MenHAM Dukung Ide Ruang Demonstrasi di DPR, Sebut Langkah Maju untuk Demokrasi

Nasional418 Dilihat

HukumID | Jakarta – Gagasan untuk menghadirkan ruang khusus demonstrasi di kawasan DPR RI menuai dukungan dari Menteri Hak Asasi Manusia, Natalius Pigai. Menurutnya, langkah tersebut bisa menjadi terobosan penting untuk memperkuat demokrasi di Indonesia.

“Negara tidak hanya wajib menghormati hak masyarakat untuk berpendapat, tetapi juga berkewajiban memastikan ruang yang aman dan teratur tersedia. Menyediakan area demonstrasi di halaman DPR merupakan langkah strategis yang selayaknya dikaji secara serius,” ujar Natalius Pigai dikutip dari laman resmi RRI, Senin (15/9/2025).

Ia menjelaskan, wacana tersebut sejalan dengan arahan Presiden RI Prabowo Subianto yang menegaskan bahwa kebebasan berpendapat telah diatur dalam Undang-Undang Nomor 9 Tahun 1998.

“Presiden secara tegas menyatakan bahwa hak menyampaikan pendapat adalah bagian dari kebebasan yang dijamin oleh UUD 1945 Pasal 28E. Ini sejalan dengan komitmen pemerintah dalam menghormati hak asasi manusia,” jelasnya.

Lebih lanjut, Natalius menyoroti fakta bahwa aksi demonstrasi seringkali menimbulkan kemacetan karena menutup jalan-jalan utama. Menurutnya, penyediaan ruang demonstrasi di area DPR akan mengurangi gangguan lalu lintas sekaligus memfasilitasi pertemuan langsung antara masyarakat dan wakil rakyat.

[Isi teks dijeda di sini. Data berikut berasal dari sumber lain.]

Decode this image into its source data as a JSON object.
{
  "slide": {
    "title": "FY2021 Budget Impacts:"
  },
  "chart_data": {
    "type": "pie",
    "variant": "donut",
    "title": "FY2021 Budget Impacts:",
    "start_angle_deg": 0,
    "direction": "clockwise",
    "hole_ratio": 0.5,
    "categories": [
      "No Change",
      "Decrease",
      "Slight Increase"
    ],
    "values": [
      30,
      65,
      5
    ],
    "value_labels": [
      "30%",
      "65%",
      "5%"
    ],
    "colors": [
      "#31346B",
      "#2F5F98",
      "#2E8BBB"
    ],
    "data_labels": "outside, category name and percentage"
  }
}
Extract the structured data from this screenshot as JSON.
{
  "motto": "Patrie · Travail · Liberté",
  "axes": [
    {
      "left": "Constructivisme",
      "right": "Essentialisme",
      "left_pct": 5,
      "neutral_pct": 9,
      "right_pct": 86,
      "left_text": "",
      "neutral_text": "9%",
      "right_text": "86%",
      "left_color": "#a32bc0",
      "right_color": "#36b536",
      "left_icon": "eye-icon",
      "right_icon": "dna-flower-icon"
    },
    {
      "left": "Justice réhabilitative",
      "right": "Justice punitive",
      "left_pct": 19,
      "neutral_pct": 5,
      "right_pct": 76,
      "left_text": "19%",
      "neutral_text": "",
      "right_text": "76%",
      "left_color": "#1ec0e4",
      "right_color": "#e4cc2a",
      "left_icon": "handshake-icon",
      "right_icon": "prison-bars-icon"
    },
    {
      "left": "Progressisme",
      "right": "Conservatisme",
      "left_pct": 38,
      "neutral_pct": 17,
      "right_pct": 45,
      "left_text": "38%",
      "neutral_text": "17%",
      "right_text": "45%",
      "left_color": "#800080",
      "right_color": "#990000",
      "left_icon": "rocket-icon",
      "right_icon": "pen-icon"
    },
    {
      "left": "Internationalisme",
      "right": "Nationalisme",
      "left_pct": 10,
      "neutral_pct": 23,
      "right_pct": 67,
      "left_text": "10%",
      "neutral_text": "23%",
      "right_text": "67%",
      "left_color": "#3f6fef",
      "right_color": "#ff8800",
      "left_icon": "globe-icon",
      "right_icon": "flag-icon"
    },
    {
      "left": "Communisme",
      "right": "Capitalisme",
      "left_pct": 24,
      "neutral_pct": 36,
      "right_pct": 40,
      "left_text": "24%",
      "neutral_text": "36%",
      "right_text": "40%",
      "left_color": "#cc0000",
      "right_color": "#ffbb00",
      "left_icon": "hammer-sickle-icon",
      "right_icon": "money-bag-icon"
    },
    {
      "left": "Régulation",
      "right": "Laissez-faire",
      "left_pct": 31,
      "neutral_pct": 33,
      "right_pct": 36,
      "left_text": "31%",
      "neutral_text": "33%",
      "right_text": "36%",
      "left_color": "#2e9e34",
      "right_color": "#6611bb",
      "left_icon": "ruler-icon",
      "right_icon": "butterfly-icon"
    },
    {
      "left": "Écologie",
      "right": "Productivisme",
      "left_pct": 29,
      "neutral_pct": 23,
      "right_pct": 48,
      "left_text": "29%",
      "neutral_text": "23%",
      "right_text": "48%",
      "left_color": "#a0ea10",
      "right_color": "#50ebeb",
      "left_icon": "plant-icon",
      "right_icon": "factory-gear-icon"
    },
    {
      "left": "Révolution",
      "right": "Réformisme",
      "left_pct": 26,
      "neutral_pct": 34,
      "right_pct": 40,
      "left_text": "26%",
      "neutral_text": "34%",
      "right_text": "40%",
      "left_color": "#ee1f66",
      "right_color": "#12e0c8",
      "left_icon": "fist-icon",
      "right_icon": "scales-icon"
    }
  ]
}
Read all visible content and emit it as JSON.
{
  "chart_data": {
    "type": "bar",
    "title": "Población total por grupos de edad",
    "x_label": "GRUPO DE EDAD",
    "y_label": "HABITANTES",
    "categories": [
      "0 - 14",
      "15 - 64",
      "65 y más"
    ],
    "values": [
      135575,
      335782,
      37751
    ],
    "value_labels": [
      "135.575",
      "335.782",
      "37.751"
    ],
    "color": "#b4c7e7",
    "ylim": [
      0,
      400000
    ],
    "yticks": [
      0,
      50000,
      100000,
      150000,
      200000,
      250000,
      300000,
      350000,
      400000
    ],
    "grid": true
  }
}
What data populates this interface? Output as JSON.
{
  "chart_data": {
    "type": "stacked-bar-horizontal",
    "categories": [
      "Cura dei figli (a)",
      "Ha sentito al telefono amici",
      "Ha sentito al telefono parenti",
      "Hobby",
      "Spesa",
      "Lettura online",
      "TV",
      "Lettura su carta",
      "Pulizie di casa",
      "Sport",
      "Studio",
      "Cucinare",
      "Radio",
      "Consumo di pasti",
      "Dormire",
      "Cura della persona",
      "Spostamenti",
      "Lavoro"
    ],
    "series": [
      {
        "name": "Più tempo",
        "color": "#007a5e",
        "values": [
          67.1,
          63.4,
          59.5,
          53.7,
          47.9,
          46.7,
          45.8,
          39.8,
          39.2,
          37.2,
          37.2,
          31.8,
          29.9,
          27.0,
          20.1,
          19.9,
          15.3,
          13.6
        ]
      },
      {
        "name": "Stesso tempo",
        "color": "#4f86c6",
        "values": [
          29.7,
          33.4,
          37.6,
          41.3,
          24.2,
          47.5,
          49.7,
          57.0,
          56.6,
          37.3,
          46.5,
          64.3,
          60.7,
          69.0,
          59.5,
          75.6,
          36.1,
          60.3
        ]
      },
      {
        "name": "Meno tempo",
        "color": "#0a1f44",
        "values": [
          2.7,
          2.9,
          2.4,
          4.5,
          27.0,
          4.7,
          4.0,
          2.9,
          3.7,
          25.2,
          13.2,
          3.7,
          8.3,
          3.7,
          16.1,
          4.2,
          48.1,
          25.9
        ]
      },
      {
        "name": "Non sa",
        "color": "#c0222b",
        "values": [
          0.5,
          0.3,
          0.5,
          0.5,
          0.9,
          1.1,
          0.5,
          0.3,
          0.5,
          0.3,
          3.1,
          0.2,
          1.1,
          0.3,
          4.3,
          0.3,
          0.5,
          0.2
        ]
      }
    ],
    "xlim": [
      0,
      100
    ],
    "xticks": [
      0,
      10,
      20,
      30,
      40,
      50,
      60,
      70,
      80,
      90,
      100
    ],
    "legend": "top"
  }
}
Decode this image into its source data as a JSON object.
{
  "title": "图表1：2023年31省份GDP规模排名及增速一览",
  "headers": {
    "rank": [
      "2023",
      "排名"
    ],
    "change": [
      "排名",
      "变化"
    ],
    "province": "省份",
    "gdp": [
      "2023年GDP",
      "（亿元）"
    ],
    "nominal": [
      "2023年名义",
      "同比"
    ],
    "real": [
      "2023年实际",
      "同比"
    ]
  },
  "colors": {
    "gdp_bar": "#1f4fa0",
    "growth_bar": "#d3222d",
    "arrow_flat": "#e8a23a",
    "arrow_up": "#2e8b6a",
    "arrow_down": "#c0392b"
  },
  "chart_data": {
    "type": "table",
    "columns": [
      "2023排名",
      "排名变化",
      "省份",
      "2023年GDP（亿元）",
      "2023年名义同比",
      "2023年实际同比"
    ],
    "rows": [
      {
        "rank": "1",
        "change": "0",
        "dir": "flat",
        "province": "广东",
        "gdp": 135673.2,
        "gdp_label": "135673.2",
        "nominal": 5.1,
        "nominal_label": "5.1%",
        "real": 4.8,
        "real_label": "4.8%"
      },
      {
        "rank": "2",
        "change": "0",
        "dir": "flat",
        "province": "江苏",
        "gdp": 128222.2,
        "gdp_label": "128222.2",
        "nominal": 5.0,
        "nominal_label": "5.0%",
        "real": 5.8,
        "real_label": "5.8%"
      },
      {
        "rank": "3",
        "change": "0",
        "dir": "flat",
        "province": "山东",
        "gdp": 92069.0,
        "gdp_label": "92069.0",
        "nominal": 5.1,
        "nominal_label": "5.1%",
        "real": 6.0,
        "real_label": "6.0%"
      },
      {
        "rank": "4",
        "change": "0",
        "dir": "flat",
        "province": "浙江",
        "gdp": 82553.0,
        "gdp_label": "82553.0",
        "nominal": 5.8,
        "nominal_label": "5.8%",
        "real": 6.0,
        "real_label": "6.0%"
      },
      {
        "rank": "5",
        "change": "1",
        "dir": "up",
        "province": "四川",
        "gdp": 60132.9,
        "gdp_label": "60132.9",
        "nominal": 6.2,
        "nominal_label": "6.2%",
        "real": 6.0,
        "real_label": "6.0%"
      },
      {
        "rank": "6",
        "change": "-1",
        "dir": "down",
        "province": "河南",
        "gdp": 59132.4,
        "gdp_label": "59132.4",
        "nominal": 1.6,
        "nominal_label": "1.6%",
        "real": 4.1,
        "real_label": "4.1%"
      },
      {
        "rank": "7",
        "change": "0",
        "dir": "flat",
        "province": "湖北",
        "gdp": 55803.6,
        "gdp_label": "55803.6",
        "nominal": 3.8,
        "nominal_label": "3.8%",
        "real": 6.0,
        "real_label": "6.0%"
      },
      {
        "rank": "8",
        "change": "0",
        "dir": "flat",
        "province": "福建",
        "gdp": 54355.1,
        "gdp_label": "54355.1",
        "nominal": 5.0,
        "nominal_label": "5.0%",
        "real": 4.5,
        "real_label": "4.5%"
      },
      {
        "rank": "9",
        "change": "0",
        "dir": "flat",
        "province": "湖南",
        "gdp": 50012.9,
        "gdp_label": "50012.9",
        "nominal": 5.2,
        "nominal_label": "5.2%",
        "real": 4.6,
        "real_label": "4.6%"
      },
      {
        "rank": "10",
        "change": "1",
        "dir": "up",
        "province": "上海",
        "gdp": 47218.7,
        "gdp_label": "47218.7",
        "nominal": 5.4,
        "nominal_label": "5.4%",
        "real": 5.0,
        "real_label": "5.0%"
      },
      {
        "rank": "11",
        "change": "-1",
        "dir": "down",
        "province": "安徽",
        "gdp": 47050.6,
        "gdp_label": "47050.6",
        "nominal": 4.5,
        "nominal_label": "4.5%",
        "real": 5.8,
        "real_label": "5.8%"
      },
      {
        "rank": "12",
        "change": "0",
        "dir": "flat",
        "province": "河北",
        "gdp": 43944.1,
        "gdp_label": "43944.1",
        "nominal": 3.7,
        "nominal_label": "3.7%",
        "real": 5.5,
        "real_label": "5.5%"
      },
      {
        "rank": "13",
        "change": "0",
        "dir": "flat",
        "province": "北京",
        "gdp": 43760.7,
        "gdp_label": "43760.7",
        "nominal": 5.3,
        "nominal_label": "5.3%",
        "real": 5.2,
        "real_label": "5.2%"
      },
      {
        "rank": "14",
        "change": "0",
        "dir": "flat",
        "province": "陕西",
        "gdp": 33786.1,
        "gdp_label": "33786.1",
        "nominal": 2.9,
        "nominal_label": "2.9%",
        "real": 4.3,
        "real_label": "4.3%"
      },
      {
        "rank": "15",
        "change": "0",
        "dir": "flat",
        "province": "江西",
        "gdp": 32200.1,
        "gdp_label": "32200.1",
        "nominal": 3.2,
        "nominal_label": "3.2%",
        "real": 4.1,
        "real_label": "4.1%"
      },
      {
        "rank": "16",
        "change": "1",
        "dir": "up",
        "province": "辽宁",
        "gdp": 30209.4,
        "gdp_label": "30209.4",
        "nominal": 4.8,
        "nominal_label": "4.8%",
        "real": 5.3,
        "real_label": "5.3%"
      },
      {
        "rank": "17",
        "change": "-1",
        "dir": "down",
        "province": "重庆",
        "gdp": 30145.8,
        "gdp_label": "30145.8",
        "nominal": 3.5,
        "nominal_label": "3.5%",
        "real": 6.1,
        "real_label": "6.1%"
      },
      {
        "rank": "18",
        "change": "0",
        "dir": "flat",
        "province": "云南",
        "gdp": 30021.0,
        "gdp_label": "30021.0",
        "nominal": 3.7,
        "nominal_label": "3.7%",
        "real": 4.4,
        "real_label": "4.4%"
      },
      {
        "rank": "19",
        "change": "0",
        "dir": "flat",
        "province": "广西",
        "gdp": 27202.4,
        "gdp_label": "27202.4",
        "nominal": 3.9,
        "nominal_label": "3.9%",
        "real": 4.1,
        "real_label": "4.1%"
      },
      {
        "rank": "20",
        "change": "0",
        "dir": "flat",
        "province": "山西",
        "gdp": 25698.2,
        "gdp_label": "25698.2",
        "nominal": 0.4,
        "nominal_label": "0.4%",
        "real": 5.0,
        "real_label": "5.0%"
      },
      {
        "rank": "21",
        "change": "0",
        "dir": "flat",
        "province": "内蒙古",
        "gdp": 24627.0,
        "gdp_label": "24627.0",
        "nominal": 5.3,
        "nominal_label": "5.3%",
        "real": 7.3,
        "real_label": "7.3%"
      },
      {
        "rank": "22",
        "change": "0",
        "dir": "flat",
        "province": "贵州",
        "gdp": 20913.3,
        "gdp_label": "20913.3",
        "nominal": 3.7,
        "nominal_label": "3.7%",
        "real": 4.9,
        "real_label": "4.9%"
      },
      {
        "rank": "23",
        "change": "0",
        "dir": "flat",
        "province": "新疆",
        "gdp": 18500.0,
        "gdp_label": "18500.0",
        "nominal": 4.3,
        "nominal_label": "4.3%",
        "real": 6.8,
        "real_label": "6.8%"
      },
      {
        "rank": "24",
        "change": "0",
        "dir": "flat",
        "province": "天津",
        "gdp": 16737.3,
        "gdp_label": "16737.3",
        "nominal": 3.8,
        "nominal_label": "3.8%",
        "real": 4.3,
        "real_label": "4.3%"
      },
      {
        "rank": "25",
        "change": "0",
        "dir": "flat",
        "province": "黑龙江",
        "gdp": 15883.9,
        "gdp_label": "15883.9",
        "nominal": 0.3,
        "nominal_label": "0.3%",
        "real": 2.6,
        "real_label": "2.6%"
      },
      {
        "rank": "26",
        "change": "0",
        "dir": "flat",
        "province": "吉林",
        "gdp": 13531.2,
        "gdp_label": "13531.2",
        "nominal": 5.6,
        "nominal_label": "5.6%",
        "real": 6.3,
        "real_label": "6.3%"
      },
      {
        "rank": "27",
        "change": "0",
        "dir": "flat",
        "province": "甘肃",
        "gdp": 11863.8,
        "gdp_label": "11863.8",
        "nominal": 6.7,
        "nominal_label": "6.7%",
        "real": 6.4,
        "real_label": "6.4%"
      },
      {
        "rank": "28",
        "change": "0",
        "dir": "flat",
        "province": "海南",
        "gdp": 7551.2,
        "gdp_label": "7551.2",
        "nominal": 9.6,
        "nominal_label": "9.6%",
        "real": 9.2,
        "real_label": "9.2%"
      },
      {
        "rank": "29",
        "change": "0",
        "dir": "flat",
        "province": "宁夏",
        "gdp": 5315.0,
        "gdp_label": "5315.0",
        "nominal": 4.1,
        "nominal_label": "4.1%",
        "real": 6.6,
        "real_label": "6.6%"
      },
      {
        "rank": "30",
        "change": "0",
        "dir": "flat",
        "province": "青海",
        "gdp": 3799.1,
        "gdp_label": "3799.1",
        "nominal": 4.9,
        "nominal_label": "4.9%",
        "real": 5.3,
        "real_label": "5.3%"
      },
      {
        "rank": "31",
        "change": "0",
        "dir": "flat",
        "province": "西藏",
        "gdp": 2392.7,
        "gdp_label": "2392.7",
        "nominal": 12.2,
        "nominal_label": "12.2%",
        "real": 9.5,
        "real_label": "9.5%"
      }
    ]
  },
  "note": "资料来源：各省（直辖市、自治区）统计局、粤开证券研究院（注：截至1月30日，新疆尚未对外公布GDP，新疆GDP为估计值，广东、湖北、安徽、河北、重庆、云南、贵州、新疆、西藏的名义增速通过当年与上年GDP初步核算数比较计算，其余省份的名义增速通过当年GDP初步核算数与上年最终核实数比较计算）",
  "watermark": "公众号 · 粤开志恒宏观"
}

Ia menambahkan, model serupa telah lama diterapkan di beberapa negara, salah satunya di Jerman, yang menyediakan alun-alun khusus di Berlin untuk mengakomodasi aksi massa secara damai dengan pemberitahuan resmi sebelumnya.

“Dengan adanya ruang demonstrasi yang terpusat, potensi gesekan dengan aparat maupun pengguna jalan bisa diminimalisir,” pungkasnya.